Sometimes, unpredictably, there are days when the pool is quiet and I can take a whole lane to myself. It is a special treat, to extend arms and legs luxuriously to fill the space from side to side, to be aware of nothing but blueness and body, free in the water. Is there some atavistic part of our nature that makes immersion so wondrous and so liberating? Some pre-human memory or the warm rocking fluid of the womb?

This place of paradise is a down at heel local authority pool where the tiles come loose from the bottom and the heating in the showers breaks down. They are going to build a new one, they tell us. But I am happy here.
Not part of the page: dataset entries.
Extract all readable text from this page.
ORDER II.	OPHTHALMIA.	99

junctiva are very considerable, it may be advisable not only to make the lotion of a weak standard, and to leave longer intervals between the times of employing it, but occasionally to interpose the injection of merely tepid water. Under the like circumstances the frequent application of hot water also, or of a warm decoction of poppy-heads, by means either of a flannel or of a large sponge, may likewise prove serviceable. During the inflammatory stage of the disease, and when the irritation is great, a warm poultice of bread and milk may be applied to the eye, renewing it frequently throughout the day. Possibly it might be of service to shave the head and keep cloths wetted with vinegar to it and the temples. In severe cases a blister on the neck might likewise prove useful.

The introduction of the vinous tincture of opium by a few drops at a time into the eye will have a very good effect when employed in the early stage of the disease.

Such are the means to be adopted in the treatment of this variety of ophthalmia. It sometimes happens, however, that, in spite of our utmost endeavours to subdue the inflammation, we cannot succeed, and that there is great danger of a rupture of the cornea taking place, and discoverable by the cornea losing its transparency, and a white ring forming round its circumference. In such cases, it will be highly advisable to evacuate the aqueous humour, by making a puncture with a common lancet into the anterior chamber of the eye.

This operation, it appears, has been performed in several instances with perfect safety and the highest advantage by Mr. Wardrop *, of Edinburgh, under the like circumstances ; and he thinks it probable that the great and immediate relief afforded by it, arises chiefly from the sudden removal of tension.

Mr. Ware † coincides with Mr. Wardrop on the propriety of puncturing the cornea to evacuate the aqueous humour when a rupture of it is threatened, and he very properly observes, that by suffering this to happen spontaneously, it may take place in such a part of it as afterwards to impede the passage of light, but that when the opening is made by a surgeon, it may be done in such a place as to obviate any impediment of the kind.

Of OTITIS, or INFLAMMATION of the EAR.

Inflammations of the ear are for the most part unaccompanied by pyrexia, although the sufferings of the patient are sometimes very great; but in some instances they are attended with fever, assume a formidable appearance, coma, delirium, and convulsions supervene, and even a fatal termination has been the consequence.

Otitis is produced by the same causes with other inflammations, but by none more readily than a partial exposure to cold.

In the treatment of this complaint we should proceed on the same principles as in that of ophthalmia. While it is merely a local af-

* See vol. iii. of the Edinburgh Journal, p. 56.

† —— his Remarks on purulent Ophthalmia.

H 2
All the eastern side of the pool is glass, and if you are there towards the end of the Early Bird session you will see the sky redden and the winter sun rise over the traffic at the roundabout. School children hurry along the pavement in the dark, in the cold, while we look out from paradise. As the days grow longer and the sun rises earlier it lights up the water and we swim through sunshine.

What has this got to do with the Anglo-Saxons? Well, very little really. The Leisure Centre would be completely, utterly unimaginable to them. Perhaps that’s the point. If we look with Saxon eyes we can see the astounding reality of what appears to us as mundane and taken for granted. What a technological miracle it is, to contain a constantly warm lake of water within a transparent skin in the depths of winter. What an organisation of society that enables it to be open and available for every citizen for the payment of a pound or two. What a peaceable co-operation between strangers that lets men and women, young and old, share such a marvel together. Sometimes I am tempted to hanker after the natural simplicity of Saxon life. But today, in midwinter? Give me the swimming pool.